Hi! I decided to google it, and i found few sites, just want to share with you
side by side comparison of several programming languages
maybe someone can write it better (w/o GC i don't know actually =)
just small thing to get more attention, you know ;)
The blog post is 7 years old obviously which could mean different things for both Nim and Rust, but Nim has changed a lot more since, notice there is a nil seq in there. So the results today might be different but not sure how much. For all I know LLVM could have been vectorizing conway's game of life for Rust.
The benchmark game clone on the other hand is weird. Compare this benchmark between Nim and Rust. Nim is reimplemented from some language like JS and Rust is hand written, seemingly because the creator of the repo is familiar with Rust and not with Nim.
OrderedTableRef instead of OrderedTable + var, method instead of proc, lcg being a double-closure are some obvious things, but there is the real bottleneck that Rust can do let Some(&v) = table.get(k) while Nim does if k in table: let v = table.get(k). There is already withValue for this in tables but it only seems to be overloaded for Table. There is even lru.tbl[key] = v and then immediately after lru.tbl[key] = value in put which I'm pretty sure is meaningless even for OrderedTable.
A lot of this boils down to different languages providing different APIs. Otherwise system languages usually perform about the same, only when things like GC or dynamic typing get in the way do things change, which is the minimal case at this point for Nim (that benchmark does not need the GC).
OrderedTableRef instead of OrderedTable + var, method instead of proc, lcg being a double-closure are some obvious things, but there is the real bottleneck that Rust can do let Some(&v) = table.get(k) while Nim does if k in table: let v = table.get(k). There is already withValue for this in tables but it only seems to be overloaded for Table.
A few weeks back I toyed with the LRU example from the "Programming Language Benchmark". After some toying around I got it beating the Rust version by ~15%. It's largely driven by different APIs and data structures (or parallelism).
First, optimizing the low hanging fruit like swapping method's (?) for proc's and a iterator for the Rust single integer version, etc. It didn't the performance too much (though some). Not nearly as much as I'd expected.
Toying with optimizer flags helped a bunch! Compiling with LTO really helped: nim c -d:release --gc:arc --clang.options.speed="-O4 -flto" --clang.options.linker="-flto" lru2.nim. It'd actually seem like it might make sense to add flags for useFlto or something in the Nim compiler.
Though that still left it at about 0.38s (Rust) vs 0.52s (Nim), which is way better than the original but I wasn't satisfied. So I pecked around Nimble and found LRUCache. The main difference is that it uses DoublyLinkedList's that require "unsafe" in Rust (IIRC).
Using LRUCache and LTO results in 0.32s (Nim) vs 0.38s (Rust) on my M1 MacBook Air.

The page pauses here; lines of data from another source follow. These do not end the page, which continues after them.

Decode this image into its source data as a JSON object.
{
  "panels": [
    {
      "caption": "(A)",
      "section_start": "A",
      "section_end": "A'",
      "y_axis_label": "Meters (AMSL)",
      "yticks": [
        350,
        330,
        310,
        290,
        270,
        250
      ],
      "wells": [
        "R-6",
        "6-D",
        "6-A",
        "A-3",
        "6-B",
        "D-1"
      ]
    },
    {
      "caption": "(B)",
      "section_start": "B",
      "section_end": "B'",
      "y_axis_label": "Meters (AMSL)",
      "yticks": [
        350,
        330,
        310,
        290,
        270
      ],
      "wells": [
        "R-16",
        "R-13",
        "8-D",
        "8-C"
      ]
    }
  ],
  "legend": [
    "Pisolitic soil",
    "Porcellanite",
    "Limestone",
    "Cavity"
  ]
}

It holds for larger input values as well, so load timing isn't much of an issue. Counting the proc's used from LRUCache with lru.nim gives a 129 lines vs the Rust version's 133 lines.
Here's the updated LRU version:
import os, strutils, tables, options
import lrucache
const A:uint32 = 1103515245
const C:uint32 = 12345
const M:uint32 = 1 shl 31
type LCG = uint32
proc newLCG(seed: uint32): LCG =
result = seed.LCG
proc next(val: var LCG): uint32 {.inline.} =
val = (A*val+C) mod M
result = val.uint32
let n = if paramCount() > 0: parseInt(paramStr(1)) else: 100
let lru = newLRUCache[LCG, LCG](10)
var rng0 = newLCG(0)
var rng1 = newLCG(1)
var hit = 0
var missed = 0
for i in 0..<n:
let n0 = rng0.next() mod 100
lru[n0] = n0
let n1 = rng1.next() mod 100
if n1 in lru:
discard lru[n1]
inc hit
else:
inc missed
echo hit
echo missed
Nice work @elcritch. Not sure of the VC history of when it arose, but you probably would like to know that stock nim.cfg has had -d:lto for a while. It does not always help, but often can.
Also, this ancient and bad/extremely biased benchmark was discussed a little recently. Unfortunately, there has almost always been a culture of misleading benchmarks (in everything). Whole books can be (and almost surely have been) written on the topic. This issue is especially bad in "which prog.lang is faster?" conversations because these particular convos attract people who are "new" to at least one new language in a bundle they assess. Besides that, they're often inexperienced/"new to being new". As with any kind of "news cycle", over-concluding (being more exciting) gets more propagation even if origin studies have all the right qualified language/setup to be well done & reproducible (unlikely). About all that can be done is, like @elcritch, work through details again & again, explaining mistakes and hope others do, too.
system languages usually perform about the same
for sure!
here is more modern (only 2 years old)) benchmark , that shows almost zero difference in speed from ++
Rust
wanted to make some tests in Bevy, but got GPU issue or something - too much safety? hahaha
there is ARC now which is about the same as Rust's memory management. These will usually be the same speed as manually memory managed code.
would be nice to see this sentence on main page ;)
explaining mistakes and hope others do, too
we've got already some traction =)
Faster implementation of fasta benchmark in Nim (#244) 1 hour ago
thank you @can-lehmann !
i think this topic is extremely important, because any discussion starts from performance
another important topic, which is i think needs to be lit up - is the ecosystem, and i've already found out that BINDINGS is a zero penalty thing and we already have a bunch of bindings for some major lib's
all of that should be a well maintained part of lang promo.